Friday, August 3, 2007

Professor Griff seeks hip-hop defense


Professor Griff is looking for people who want to defend the hip-hop culture from destruction. He's recruiting allies in Montgomery on Saturday.

Griff, a member of the influential rap group Public Enemy, will hold a special lecture at Tania's Art Gallery, 2055 Carter Hill Road, at 5 p.m. entitled "The Psychology Covert War on Hip Hop."

The main focus of the discussion will deal with what Griff feels is the covert war against hip-hop. This includes some re-education on what Griff calls the four fundamentals of hip-hop: MCing, DJing, graffiti and breakdancing.

"I want the young people to learn it and the older people that didn't get it the first time to understand it," Griff said. "What we have today can't be considered hip-hop because those four elements don't exist."

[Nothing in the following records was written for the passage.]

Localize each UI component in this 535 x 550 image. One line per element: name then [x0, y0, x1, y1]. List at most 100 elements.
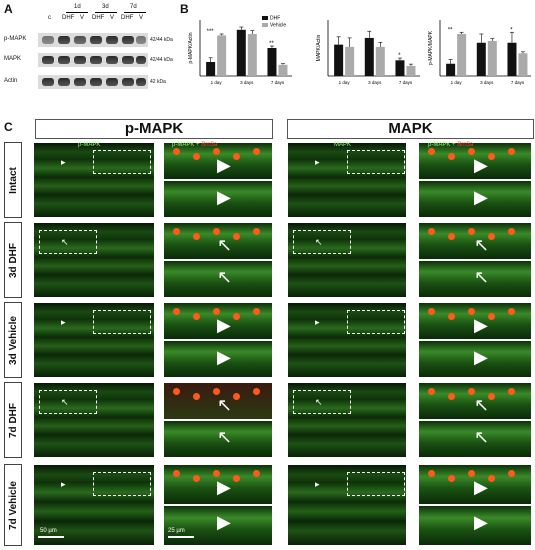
row-label-7d-dhf: 7d DHF	[4, 382, 22, 458]
header-mapk: MAPK	[287, 119, 534, 139]
brn3a-cell	[213, 388, 220, 395]
micrograph-zoom	[418, 505, 532, 546]
marker-arrow: ↖	[61, 237, 69, 247]
micrograph-zoom	[163, 180, 273, 218]
brn3a-cell	[468, 148, 475, 155]
lane-dhf-7: DHF	[121, 15, 134, 21]
brn3a-cell	[428, 470, 435, 477]
bar-vehicle	[345, 46, 355, 76]
marker-arrow: ▸	[61, 157, 66, 167]
zoom-region-box	[93, 310, 151, 334]
brn3a-cell	[233, 233, 240, 240]
brn3a-cell	[508, 308, 515, 315]
marker-arrow: ▶	[474, 347, 488, 367]
brn3a-cell	[448, 313, 455, 320]
marker-arrow: ▸	[61, 479, 66, 489]
brn3a-cell	[488, 475, 495, 482]
micrograph-zoom	[418, 420, 532, 458]
brn3a-cell	[508, 388, 515, 395]
marker-arrow: ↖	[61, 397, 69, 407]
scalebar-big-label: 50 µm	[40, 528, 57, 534]
bar-dhf	[334, 44, 344, 76]
brn3a-cell	[508, 228, 515, 235]
brn3a-cell	[428, 308, 435, 315]
channel-label-pmapk-merge: p-MAPK + Brn3a	[172, 142, 218, 148]
brn3a-cell	[468, 470, 475, 477]
brn3a-cell	[253, 148, 260, 155]
category-label: 7 days	[271, 80, 285, 85]
marker-arrow: ▶	[217, 155, 231, 175]
zoom-region-box	[293, 390, 351, 414]
brn3a-cell	[428, 228, 435, 235]
brn3a-cell	[508, 470, 515, 477]
bar-vehicle	[375, 46, 385, 76]
brn3a-cell	[448, 475, 455, 482]
brn3a-cell	[173, 470, 180, 477]
zoom-region-box	[347, 472, 405, 496]
header-pmapk: p-MAPK	[35, 119, 273, 139]
micrograph-retina	[287, 382, 407, 458]
blot-row-label-mapk: MAPK	[4, 56, 22, 62]
bar-vehicle	[406, 65, 416, 76]
brn3a-cell	[213, 308, 220, 315]
marker-arrow: ↖	[474, 235, 490, 255]
micrograph-zoom	[163, 260, 273, 298]
legend-label: Vehicle	[270, 23, 286, 29]
marker-arrow: ↖	[217, 235, 233, 255]
panel-label-c: C	[4, 120, 13, 134]
lane-dhf-1: DHF	[62, 15, 75, 21]
marker-arrow: ↖	[217, 267, 233, 287]
zoom-region-box	[293, 230, 351, 254]
category-label: 3 days	[240, 80, 254, 85]
brn3a-cell	[448, 153, 455, 160]
micrograph-zoom	[418, 260, 532, 298]
marker-arrow: ▶	[474, 155, 488, 175]
blot-row-pmapk	[38, 33, 148, 47]
zoom-region-box	[347, 150, 405, 174]
brn3a-cell	[468, 308, 475, 315]
category-label: 1 day	[451, 80, 463, 85]
micrograph-zoom	[163, 420, 273, 458]
brn3a-cell	[468, 228, 475, 235]
bar-vehicle	[457, 34, 467, 76]
brn3a-cell	[193, 313, 200, 320]
bar-dhf	[236, 29, 246, 76]
micrograph-zoom	[418, 180, 532, 218]
category-label: 1 day	[211, 80, 223, 85]
marker-arrow: ↖	[315, 237, 323, 247]
significance-mark: ***	[207, 29, 215, 35]
brn3a-cell	[233, 153, 240, 160]
chart-mapk-actin: MAPK/Actin 1 day 3 days 7 days *	[316, 20, 420, 85]
marker-arrow: ▶	[474, 187, 488, 207]
brn3a-cell	[488, 393, 495, 400]
brn3a-cell	[173, 148, 180, 155]
micrograph-zoom	[163, 340, 273, 378]
brn3a-cell	[508, 148, 515, 155]
brn3a-cell	[193, 475, 200, 482]
lane-v-1: V	[80, 15, 85, 21]
brn3a-cell	[253, 470, 260, 477]
blot-row-label-actin: Actin	[4, 78, 18, 84]
brn3a-cell	[253, 228, 260, 235]
micrograph-retina	[287, 222, 407, 298]
category-label: 3 days	[368, 80, 382, 85]
brn3a-cell	[193, 153, 200, 160]
blot-row-mapk	[38, 53, 148, 67]
panel-label-b: B	[180, 2, 189, 16]
micrograph-zoom	[418, 340, 532, 378]
brn3a-cell	[253, 308, 260, 315]
zoom-region-box	[39, 230, 97, 254]
scalebar-big	[38, 536, 64, 538]
marker-arrow: ▸	[61, 317, 66, 327]
lane-c: c	[48, 15, 51, 21]
category-label: 7 days	[511, 80, 525, 85]
category-label: 3 days	[480, 80, 494, 85]
brn3a-cell	[213, 228, 220, 235]
row-label-intact: Intact	[4, 142, 22, 218]
channel-label-pmapk: p-MAPK	[78, 142, 101, 148]
scalebar-zoom	[168, 536, 194, 538]
category-label: 1 day	[339, 80, 351, 85]
time-label-1d: 1d	[74, 4, 81, 10]
brn3a-cell	[173, 308, 180, 315]
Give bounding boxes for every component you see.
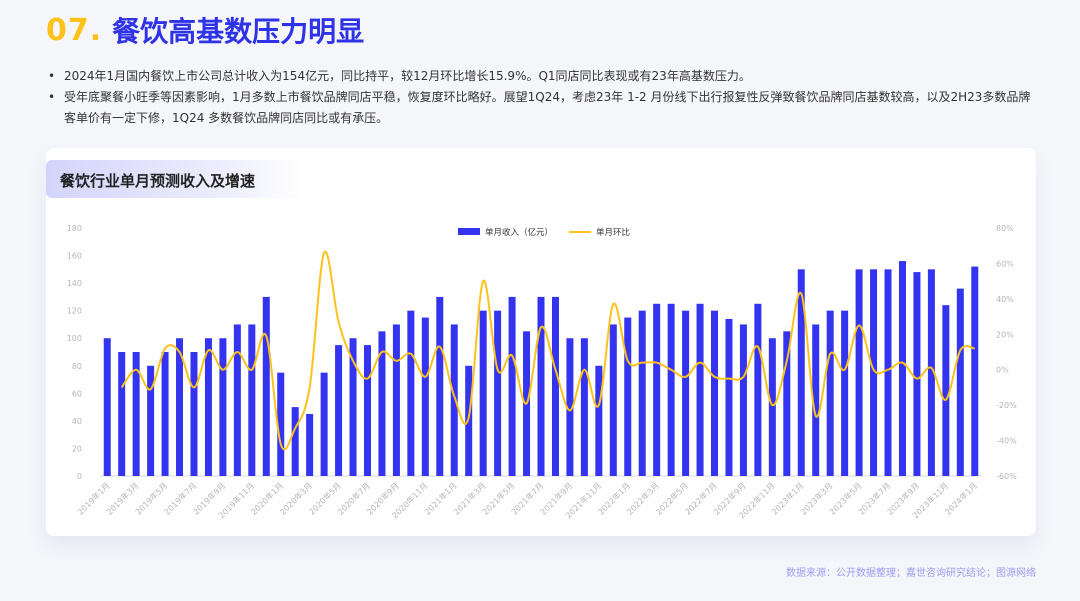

Griff said there are a lot of changes in hip-hop since he and Public Enemy opened the consciousness of a nation with classics like "Fear of a Black Planet," "It Takes a Nation of Millions to Hold Us Back" and "Yo! Bum Rush the Show."

"The music is so pathetic, weak and meaningless now," he said. "It's bubble gum, disposable music that you dance to for a minute and forget two weeks later. It has no shelf life."

The lyrical content and messages are also a problem, Griff said.